Considero a la navidad como una falsa representación del amor y de la familia, uno de los más pulidos y brillantes pretextos para compartir amor. Pareciera que la gente se quiere más en esa fecha, las familias son más fuertes y la vida es hermosa. Obviamente, se trata de una mentira y la película trabaja sobre eso. Lo que hay atrás no brilla tanto por fuera y lo que transmite la televisión se aleja de la vida real. Alex viene del mundo falso y entra al mundo real con este fondo. A diferencia de las publicidades es una festividad dolorosa porque hay árboles navideños esparcidos, una cadena barata de luces en el hotel, decoraciones tristes. Pareciera como si saliera de una navidad comercial para entrar en un espacio que muestra a su gemela maléfica y la fecha funciona como catalizador.

-Durante la conferencia en la Embajada de Rumania hablaste de periodistas integrados a un mundo compacto y tan amalgamados con el oficio que se vuelven desconocidos para su familia. ¿Cuáles son los rasgos de la profesión que te permitieron construir este universo?
De acuerdo con las charlas que tuve con varios reporteros, me dio la impresión de que se ponen un muro para protegerse de ciertos relatos que deben transmitir. Precisan separar la profesión de la vida real, sino los devora completamente. Porque los periodistas son humanos tratando de suprimir sentimientos para poder hacer su trabajo. De esto habla Breaking News, de enfrentar la objetividad de un periodista que tiene que contar una historia con la humanidad de la persona que lo vive.

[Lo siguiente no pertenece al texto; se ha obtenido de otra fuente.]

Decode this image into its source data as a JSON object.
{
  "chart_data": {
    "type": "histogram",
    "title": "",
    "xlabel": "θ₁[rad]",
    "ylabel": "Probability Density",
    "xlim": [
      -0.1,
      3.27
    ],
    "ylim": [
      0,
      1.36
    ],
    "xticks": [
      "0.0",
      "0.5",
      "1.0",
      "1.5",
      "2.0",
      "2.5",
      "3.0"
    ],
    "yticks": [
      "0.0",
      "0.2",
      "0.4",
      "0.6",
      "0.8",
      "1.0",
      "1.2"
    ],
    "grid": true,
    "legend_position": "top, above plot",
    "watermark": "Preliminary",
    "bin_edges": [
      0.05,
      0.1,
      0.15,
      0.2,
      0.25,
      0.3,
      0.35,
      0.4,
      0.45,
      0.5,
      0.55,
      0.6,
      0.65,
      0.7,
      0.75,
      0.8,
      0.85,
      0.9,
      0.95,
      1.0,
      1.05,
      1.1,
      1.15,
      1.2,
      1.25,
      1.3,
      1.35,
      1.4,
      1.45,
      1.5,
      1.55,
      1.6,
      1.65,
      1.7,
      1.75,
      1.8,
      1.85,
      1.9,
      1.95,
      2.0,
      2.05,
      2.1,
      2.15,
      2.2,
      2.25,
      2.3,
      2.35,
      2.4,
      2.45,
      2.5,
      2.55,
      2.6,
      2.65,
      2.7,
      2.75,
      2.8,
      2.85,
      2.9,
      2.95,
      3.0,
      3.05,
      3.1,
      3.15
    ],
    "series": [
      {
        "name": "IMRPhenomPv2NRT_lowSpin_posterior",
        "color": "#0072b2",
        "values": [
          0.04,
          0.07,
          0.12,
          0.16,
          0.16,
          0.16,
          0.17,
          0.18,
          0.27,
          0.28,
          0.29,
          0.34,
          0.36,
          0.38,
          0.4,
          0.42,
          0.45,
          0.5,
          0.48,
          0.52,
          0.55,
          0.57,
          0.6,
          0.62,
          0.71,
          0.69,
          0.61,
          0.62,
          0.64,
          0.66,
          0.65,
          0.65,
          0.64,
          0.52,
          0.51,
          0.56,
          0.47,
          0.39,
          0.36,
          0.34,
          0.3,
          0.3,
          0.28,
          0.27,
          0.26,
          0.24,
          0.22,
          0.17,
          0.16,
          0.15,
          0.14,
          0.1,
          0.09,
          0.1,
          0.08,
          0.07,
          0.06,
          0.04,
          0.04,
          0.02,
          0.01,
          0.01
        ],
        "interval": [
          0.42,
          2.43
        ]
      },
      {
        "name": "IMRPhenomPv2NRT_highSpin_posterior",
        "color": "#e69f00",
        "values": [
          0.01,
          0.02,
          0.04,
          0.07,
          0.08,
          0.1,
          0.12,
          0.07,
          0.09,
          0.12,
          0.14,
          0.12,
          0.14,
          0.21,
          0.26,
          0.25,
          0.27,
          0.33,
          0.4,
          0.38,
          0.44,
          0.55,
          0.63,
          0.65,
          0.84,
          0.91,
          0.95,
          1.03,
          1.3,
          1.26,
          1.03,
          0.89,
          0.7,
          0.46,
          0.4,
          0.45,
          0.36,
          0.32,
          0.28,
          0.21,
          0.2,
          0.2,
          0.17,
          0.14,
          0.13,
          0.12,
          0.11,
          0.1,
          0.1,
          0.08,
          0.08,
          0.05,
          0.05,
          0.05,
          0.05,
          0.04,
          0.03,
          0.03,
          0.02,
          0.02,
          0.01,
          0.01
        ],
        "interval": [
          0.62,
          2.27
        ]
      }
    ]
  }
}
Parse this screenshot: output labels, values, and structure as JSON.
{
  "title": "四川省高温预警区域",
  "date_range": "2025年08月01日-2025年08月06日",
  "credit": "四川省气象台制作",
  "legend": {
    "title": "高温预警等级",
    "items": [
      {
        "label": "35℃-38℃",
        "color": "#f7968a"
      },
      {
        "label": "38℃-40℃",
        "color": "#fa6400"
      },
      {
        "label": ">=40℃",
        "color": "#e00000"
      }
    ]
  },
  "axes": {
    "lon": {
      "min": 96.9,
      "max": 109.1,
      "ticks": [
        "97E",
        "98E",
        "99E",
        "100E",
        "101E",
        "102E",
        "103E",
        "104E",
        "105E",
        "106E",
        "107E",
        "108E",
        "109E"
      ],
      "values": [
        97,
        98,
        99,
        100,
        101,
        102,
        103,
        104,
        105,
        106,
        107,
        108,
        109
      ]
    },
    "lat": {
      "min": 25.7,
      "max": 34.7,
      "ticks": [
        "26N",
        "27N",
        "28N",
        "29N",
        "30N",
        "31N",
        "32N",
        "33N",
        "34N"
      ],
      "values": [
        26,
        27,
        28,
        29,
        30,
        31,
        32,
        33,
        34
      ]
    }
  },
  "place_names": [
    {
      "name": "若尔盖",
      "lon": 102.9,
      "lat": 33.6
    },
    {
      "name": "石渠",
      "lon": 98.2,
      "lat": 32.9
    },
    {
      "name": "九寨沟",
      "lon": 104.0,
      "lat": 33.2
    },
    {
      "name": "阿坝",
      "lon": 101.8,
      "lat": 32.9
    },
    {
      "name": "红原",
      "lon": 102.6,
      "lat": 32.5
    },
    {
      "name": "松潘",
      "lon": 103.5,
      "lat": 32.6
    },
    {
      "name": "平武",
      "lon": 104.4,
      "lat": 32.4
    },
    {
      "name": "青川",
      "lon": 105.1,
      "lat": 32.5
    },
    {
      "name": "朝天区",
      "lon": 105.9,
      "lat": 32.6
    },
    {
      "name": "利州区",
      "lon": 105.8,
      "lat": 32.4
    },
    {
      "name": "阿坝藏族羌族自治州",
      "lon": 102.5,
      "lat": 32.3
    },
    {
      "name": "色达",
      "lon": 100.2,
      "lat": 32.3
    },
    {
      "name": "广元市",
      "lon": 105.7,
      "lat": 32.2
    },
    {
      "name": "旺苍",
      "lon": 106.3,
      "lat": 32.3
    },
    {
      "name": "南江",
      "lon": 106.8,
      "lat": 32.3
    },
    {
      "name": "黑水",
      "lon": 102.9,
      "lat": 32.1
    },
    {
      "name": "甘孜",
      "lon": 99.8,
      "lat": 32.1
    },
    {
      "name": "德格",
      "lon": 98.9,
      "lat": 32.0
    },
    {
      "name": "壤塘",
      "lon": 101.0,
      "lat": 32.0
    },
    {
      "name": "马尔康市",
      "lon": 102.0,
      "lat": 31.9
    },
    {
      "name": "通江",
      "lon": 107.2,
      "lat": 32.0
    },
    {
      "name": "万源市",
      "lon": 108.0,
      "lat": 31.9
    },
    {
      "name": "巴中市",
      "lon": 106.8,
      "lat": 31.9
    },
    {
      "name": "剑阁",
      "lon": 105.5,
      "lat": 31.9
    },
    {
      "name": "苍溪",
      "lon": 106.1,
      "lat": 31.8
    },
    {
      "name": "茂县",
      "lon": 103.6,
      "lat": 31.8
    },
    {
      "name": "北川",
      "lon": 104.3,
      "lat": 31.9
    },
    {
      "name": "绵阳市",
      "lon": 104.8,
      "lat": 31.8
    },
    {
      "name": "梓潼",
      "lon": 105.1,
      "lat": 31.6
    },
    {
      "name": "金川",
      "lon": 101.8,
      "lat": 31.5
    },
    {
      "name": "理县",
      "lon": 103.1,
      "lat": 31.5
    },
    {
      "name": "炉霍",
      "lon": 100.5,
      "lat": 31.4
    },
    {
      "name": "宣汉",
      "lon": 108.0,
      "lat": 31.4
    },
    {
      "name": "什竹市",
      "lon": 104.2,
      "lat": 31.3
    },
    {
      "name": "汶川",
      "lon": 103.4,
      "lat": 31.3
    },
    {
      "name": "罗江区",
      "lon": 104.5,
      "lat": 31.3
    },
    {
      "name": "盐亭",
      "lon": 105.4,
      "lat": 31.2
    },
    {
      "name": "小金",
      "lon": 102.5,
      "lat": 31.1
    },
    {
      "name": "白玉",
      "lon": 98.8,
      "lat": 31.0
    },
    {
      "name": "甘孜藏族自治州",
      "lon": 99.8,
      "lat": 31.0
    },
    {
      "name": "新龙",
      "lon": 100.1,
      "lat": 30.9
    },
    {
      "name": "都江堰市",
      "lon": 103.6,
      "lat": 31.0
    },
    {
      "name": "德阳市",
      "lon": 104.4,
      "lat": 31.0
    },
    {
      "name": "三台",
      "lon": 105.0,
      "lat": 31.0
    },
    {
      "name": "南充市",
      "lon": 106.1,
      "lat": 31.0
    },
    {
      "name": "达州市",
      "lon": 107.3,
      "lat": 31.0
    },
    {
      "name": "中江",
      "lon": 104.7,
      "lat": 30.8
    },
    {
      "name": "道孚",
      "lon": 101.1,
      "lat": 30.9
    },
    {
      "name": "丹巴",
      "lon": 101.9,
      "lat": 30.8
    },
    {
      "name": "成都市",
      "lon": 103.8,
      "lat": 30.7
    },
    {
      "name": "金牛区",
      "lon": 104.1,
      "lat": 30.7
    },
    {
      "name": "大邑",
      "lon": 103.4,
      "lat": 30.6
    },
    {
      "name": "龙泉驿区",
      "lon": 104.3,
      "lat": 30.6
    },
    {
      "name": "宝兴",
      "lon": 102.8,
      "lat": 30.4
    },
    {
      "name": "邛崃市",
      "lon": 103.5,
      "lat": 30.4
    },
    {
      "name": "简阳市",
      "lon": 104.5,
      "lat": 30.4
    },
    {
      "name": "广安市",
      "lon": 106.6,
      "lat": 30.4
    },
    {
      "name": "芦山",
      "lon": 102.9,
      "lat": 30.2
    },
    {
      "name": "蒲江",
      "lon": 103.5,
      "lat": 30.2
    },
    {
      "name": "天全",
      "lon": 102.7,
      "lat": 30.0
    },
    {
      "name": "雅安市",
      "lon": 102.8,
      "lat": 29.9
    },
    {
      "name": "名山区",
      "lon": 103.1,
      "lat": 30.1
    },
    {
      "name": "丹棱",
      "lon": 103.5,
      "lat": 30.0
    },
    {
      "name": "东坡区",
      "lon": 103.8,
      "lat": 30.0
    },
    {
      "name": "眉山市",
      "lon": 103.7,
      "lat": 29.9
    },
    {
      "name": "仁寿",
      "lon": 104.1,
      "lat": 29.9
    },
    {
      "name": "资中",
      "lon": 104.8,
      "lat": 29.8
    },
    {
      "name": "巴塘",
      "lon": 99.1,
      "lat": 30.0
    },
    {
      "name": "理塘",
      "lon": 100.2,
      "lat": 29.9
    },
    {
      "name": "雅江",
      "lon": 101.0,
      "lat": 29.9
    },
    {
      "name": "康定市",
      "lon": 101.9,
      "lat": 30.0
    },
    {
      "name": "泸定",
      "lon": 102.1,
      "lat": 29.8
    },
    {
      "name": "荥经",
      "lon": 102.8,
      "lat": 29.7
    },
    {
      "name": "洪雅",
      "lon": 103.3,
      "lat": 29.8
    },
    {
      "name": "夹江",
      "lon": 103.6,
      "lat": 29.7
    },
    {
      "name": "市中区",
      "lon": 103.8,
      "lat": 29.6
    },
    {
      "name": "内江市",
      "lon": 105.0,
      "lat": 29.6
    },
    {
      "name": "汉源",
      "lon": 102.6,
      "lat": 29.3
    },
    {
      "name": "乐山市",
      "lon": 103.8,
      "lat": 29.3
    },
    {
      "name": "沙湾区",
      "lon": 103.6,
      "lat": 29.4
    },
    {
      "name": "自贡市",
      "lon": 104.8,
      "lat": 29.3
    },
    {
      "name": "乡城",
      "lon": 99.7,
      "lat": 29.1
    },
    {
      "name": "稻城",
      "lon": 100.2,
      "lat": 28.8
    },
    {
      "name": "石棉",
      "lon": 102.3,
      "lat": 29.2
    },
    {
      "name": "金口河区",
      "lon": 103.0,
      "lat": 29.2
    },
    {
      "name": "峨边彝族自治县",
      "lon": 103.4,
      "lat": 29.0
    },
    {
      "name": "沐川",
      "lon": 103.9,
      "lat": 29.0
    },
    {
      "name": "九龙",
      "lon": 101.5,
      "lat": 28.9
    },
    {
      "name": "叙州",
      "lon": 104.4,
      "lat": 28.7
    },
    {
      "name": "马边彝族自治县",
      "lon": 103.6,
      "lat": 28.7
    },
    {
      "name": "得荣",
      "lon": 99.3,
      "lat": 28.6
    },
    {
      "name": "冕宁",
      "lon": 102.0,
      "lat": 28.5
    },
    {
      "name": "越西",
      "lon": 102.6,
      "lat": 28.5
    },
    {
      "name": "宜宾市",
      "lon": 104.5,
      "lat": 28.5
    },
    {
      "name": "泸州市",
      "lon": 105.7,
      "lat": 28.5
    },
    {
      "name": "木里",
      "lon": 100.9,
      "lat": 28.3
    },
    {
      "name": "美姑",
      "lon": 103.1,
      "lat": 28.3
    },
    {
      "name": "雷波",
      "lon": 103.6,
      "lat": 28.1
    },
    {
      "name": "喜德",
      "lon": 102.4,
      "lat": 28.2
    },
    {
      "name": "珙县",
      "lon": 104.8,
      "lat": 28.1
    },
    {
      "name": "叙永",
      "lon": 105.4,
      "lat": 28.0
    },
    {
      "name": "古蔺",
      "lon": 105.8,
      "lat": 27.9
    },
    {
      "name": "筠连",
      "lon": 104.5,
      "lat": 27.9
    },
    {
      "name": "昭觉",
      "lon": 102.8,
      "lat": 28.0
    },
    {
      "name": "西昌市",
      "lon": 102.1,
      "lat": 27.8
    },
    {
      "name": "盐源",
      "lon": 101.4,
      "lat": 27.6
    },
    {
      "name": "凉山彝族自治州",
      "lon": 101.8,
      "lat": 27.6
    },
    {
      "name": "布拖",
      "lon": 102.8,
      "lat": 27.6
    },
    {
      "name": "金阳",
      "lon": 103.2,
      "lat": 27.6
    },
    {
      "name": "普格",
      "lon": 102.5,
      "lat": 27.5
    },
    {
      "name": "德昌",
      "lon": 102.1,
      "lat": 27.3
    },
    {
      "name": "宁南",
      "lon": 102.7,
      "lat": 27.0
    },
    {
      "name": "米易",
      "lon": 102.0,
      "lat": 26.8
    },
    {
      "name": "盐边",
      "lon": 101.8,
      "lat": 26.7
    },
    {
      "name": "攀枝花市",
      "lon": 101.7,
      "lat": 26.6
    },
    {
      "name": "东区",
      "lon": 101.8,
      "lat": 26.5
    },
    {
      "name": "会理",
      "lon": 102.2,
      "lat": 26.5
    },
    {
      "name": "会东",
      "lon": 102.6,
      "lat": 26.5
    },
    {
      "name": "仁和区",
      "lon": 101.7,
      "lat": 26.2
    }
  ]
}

-Al mismo tiempo, desde el filme cuestionas esa construcción discursiva tanto periodística como social (está aceptado hablar bien de alguien cuando muere) del deber ser y el sensacionalismo.
Nunca quise retratar “lo bueno” y “lo malo” o formular algún juicio. Pero situar la película en el mundo televisivo implica mostrar algunos aspectos tras bambalinas. Muchas veces la televisión refleja la realidad que los espectadores quieren ver, aunque no sea necesariamente lo que ocurre. Si lo ves desde la perspectiva del canal, la muerte de un compañero es dolorosa, chocante y  merece un tributo. Mientras que si cambiás el enfoque, la vida de una persona es mucho más compleja que una grabación de cinco minutos. Esto va más allá de la pantalla chica, tiene que ver con cómo pensamos que conocemos a alguien en profundidad cuando, en realidad, sólo alcanzamos la superficie. La película no está pensada como una crítica, sino como un espejo, una mirada desde otro ángulo de la cámara y del conocimiento común.

-La búsqueda de testimonios para el video honorífico permite trazar paralelismos entre Alex y Andrei, sobre todo, en la forma de volverse ajenos a sus seres queridos. Pero hacia el final se produce una escisión entre ambos. ¿Por qué optaste por ese cambio?
Como ya mencioné se trata de un espejo entre los dos. Alex empieza lentamente a tomar el lugar del camarógrafo y se identifica inconscientemente con él; incluso, comete los mismos errores con su hijo Vlad. Lo guía la culpa por haberlo arrastrado hacia la muerte y por no ser capaz de contar toda la historia. Sin embargo, la armadura se rompe cuando mira el video de Andrei con su hija Simona y se da cuenta de que esa escena no volverá a ocurrir. Creo que en este momento se vuelve humano y ya no puede ser el periodista de corazón frío.
Por otra parte, Andrei, continúa siendo un misterio tanto para su colega como para la audiencia. Tenía un poco de perdedor, de borracho, de poeta. La muerte en los primeros minutos abre preguntas que no pueden contestarse. “Si muriera mañana, ¿qué dirían sobre mí en la televisión?” mencionan en el filme y esta frase me persigue desde el comienzo. Considero que Breaking News invita a reflexionar sobre esto, más que a dar respuestas.